5) Таинственный огонь
В 1908 году, по случаю юбилейных торжеств в честь семидесятилетия Северной дороги императора Фердинанда, батюшку пригласили в Вену и на венском вокзале сфотографировали вместе с группой машинистов на фоне знаменитого паровоза «Аякс» (изготовленного английской паровозной компанией «Джонс Тернер и Эванс» в английском городе Уоррингтоне в 1841 году). Но сзади стоял еще и самый на тот день современный четырехцилиндровый паровоз Гельсдорфа с осушителем пара, и сочетание в одном кадре этих двух махин придало фотографии живость и драматизм. Батюшка поместил снимок в рамку и повесил его на стену рядом с написанной маслом картиной, изображающей въезд в железнодорожный туннель на альпийском перевале Земмеринг.
Но тут требуется кое-что уточнить: батюшка никогда не водил паровоз «Аякс», потому что попросту не мог — его сняли с производства еще в 1874 году. Задолго до того, как батюшка стал машинистом. На этой фотографии он все еще самый молодой среди машинистов.

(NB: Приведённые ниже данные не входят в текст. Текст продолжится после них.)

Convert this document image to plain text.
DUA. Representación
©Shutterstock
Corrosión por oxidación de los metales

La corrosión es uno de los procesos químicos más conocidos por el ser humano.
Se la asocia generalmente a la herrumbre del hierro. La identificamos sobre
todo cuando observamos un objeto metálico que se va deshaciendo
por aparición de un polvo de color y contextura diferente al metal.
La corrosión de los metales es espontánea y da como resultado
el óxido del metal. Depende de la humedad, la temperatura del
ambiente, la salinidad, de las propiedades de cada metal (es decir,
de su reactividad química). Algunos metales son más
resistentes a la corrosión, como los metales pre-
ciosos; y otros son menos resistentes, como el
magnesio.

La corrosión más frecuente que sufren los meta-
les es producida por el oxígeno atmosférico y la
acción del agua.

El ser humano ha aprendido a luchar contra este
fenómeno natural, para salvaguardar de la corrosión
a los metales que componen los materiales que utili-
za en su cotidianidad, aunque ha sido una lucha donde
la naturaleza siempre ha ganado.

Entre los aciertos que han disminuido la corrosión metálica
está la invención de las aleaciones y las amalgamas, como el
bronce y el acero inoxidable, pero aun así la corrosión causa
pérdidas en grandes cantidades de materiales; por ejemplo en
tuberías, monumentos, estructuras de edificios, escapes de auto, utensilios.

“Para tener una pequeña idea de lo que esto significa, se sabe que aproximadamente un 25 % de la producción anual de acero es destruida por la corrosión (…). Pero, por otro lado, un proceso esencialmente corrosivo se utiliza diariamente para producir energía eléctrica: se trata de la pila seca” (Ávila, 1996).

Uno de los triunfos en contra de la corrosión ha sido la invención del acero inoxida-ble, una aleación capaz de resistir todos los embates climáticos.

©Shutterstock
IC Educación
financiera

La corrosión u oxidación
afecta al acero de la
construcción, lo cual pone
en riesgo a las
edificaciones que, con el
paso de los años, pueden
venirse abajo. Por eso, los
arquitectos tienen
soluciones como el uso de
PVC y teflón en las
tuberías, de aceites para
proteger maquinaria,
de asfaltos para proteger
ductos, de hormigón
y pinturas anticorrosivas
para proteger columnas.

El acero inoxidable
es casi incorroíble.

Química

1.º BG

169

Когда в начале восьмидесятых годов прошлого века мой дедушка Лев Константинович Троцкий направлялся со своей благородной миссией в Америку, то делал он это под влиянием глубокого религиозного чувства, которое определяло всю его жизнь и которое после смерти его жены сменилось неистовым мистицизмом. Батюшка унаследовал столь же неодолимую склонность к мистицизму, какая присуща провидцам, пророкам и святым мученикам, но в его случае она обратилась на паровозы. Стоило ему впервые увидеть поезд (еще совсем мальчишкой где-то в русской степи, если хотите — в пустыне, месте Божественных откровений), как по всем жилкам его детского тельца пробежал таинственный огонь, и не было больше на свете силы, которая заставила бы его отречься от мечты сделаться машинистом. И он стал им в двадцать один год (за пять лет до моего рождения), что по тем временам было совершенно неслыханным, если учесть, что будущий машинист обыкновенно для начала долгие годы работал слесарем (вроде как ходил в подмастерьях), потом ему доверяли паровозную топку, и он много лет служил кочегаром, после этого ему разрешалось перегонять и сцеплять вагоны, и лишь затем он сам начинал водить поезда, причем сперва лишь товарные, позднее, когда он набирался опыта, — пассажирские, и гораздо, гораздо позже его допускали к скорым. Так что поверьте, стать тогда в двадцать один год машинистом было равносильно тому, чтобы в двадцать пять получить звание армейского генерала — с той лишь разницей, что если второе иногда все же случалось, то машинист в возрасте двадцати одного года был в истории австро-венгерской железной дороги всего один. Столь стремительное продвижение по службе стало возможным только благодаря просто-таки поразительным способностям, развившимся у батюшки из-за его таинственного дара. Всем, да-да, всем до единого было ясно, что перед ними — машинист от Бога. Это выразилось и в том, что он никогда не стремился сделать карьеру в железнодорожном министерстве, а хранил верность своему паровозу. Он был для него альфой и омегой существования, его выбором, его судьбой.